The Phillies are also building a new platform for the Phanatic so he can get his socially-distanced dancing on — Napoleon Dynamite style — during his fifth- and seventh-inning performances.
The Phandemic Krew, a group of die-hard Phillies fans who made a name for themselves by gathering outside Citizens Bank Park to watch the Phillies play through the gates last season, has leveled up this year. Not only are they headed back inside, but they’ve got their own section — 245 — at the ballpark.
While seating is still done in pods, the Phillies have reserved that section for the Krew and gave them the tickets to sell in it for the first 19 games, according to Krew cofounder Brett MacMinn, 44, of Audubon, N.J.

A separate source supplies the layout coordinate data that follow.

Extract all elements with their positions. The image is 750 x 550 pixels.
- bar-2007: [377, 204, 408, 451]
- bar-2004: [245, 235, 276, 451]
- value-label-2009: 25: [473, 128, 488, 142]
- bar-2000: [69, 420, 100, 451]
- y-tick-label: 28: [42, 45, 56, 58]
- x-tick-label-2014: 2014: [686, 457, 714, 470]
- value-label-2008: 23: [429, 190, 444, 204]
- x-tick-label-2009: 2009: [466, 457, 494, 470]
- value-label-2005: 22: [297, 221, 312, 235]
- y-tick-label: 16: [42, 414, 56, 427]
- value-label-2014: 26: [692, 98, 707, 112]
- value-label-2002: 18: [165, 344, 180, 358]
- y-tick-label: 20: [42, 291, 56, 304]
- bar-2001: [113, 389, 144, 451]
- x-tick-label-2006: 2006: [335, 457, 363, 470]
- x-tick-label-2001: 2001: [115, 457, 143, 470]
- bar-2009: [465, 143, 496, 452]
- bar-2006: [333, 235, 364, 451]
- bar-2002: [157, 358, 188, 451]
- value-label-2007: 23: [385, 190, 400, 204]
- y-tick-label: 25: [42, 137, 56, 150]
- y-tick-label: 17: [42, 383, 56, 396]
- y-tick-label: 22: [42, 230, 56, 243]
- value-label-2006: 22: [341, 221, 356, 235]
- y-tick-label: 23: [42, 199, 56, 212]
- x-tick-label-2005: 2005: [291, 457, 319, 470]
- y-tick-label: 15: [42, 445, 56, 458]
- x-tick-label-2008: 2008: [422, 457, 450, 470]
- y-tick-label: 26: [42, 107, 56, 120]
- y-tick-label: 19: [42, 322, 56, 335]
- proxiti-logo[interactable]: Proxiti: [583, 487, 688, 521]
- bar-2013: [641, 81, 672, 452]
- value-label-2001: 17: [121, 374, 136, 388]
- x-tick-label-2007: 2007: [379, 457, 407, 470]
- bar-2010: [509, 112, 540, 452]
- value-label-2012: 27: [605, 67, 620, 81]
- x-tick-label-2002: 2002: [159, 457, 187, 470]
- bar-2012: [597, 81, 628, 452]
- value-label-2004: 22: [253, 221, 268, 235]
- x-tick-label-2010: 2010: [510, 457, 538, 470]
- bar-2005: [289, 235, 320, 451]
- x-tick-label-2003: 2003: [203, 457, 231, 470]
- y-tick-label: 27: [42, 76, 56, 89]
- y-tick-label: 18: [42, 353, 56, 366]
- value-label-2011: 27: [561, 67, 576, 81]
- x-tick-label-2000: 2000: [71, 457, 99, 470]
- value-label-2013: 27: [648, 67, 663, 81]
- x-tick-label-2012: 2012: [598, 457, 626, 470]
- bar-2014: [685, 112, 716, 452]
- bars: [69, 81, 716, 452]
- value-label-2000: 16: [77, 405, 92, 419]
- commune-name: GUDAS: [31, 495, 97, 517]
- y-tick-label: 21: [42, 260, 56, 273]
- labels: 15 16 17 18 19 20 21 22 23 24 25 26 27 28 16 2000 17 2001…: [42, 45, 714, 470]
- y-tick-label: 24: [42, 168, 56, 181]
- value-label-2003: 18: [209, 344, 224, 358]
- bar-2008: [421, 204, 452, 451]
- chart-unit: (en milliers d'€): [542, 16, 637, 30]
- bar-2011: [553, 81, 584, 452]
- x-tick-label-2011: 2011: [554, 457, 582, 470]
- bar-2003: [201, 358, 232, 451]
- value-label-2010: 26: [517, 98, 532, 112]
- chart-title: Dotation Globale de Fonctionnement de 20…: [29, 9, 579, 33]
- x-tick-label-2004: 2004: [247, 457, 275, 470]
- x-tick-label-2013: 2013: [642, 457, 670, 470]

“If you come out there and you’re a Phillies supporter, you’re in the Krew,” MacMinn said. “We welcome all fans who are supportive and don’t act the way Philly fans have a reputation for acting.”
While air horns (which the Krew used to taunt opposing teams from outside the park last year), aren’t allowed in the stadium, the Krew will still bring the noise.
“It looks like we’ll be able to bring the cowbells, so they’ll be something to let you know we’re there,” MacMinn said.
Tickets are also still available through the Phillies for most games, aside from the home opener, which is sold out.